"A NEW year will not necessarily bring renewed confidence to the southeast Queensland property market, with predictions it will struggle for at least another six months.
Economic forecaster BIS Shrapnel expects little price growth even if turnover increases. Senior project manager Angie Zigomanis said that while other states had seen a pick-up this year, Queensland's market was still very weak.
"The Queensland market collapsed a little later than other states, so it was natural it would take longer to bounce back," he said.
Property analyst Michael Matusik believes there is no end in sight for Queensland's property market slump, which is stuck in a buyer's market. He predicts sales will decline, properties will take longer to sell, there will be little or no price growth, and there will be slight falls in value during the year.
Mr Zigomanis predicts the first interest rate rise will be about June, and the second in the December quarter. He also believes investors may decide to re-enter the market towards the end of 2011.

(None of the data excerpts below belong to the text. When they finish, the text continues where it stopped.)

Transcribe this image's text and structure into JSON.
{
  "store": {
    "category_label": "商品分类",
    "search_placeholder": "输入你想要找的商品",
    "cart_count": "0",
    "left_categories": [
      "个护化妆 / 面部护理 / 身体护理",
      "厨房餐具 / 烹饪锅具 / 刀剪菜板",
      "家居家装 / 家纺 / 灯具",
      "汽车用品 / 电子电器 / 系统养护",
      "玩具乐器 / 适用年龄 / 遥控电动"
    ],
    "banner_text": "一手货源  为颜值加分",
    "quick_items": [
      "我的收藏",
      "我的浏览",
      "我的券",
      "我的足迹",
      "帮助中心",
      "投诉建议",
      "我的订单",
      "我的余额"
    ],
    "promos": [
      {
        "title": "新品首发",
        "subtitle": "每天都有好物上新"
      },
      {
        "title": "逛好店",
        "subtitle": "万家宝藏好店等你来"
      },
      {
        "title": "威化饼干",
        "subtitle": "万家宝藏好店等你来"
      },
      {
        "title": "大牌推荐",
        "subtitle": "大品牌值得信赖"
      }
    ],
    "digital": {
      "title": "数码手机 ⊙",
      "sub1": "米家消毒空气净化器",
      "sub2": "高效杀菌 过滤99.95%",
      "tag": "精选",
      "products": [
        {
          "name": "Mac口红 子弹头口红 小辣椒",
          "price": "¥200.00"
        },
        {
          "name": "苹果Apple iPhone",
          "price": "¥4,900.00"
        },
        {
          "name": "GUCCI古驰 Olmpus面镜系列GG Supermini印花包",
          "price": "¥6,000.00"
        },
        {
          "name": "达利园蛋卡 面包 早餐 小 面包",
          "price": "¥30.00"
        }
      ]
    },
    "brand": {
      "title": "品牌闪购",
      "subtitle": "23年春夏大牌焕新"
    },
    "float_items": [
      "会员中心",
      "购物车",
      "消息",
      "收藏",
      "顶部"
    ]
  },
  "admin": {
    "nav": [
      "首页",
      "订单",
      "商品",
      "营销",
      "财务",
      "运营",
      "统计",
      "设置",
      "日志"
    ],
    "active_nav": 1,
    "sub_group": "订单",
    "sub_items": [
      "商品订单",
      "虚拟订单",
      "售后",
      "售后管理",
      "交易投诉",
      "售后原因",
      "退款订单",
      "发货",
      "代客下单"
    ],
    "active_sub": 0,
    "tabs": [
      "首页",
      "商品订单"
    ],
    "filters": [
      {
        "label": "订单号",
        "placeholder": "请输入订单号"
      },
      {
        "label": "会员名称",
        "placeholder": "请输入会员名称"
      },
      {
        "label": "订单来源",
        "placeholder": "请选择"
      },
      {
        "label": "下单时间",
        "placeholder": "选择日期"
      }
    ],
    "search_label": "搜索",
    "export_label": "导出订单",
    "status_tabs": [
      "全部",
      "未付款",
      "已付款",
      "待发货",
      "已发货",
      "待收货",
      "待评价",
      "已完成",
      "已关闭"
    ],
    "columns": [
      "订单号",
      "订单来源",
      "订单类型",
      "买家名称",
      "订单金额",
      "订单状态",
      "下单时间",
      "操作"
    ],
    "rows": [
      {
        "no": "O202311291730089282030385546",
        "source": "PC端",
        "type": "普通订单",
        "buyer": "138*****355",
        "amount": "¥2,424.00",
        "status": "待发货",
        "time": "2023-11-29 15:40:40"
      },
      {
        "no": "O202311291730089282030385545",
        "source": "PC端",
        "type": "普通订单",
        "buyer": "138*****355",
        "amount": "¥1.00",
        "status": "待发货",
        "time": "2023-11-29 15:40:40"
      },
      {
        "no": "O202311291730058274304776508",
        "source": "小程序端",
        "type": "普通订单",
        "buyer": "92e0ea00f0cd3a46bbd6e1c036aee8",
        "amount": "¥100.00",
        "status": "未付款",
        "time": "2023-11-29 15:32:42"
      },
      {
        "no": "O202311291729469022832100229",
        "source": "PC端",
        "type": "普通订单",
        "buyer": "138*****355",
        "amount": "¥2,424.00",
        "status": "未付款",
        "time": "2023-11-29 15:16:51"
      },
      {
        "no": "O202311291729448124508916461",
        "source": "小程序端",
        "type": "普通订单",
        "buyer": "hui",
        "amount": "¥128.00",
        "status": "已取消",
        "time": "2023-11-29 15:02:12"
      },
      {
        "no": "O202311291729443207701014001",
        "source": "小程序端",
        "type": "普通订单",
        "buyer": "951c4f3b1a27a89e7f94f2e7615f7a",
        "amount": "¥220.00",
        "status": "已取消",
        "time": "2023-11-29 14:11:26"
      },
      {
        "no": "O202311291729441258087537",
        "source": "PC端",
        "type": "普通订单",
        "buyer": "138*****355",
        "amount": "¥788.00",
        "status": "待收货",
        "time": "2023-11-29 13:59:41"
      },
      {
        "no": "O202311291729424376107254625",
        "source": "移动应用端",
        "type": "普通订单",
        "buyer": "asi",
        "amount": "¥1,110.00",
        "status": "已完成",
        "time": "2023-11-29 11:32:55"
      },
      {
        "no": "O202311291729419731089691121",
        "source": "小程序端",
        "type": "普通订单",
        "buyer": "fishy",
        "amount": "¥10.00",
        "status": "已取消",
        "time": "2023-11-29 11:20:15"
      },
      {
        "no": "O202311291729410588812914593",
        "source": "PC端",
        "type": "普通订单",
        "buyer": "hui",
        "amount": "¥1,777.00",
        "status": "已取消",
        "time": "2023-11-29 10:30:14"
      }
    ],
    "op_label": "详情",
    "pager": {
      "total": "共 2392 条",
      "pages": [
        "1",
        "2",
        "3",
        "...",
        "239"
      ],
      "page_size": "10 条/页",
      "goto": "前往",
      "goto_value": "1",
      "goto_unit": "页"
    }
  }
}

Despite advertised stock levels falling away in the usual Christmas slow down, the total number of properties on the market was still 20 per cent higher than in 2009.
Australian Property Monitors predicts homebuyer activity to remain restrained in most markets early this year, with potential price growth by mid-year.
Its annual state-of-the-market report found that while Perth and Sydney would see strong price growth next year, Melbourne, Brisbane and Adelaide would experience more modest growth."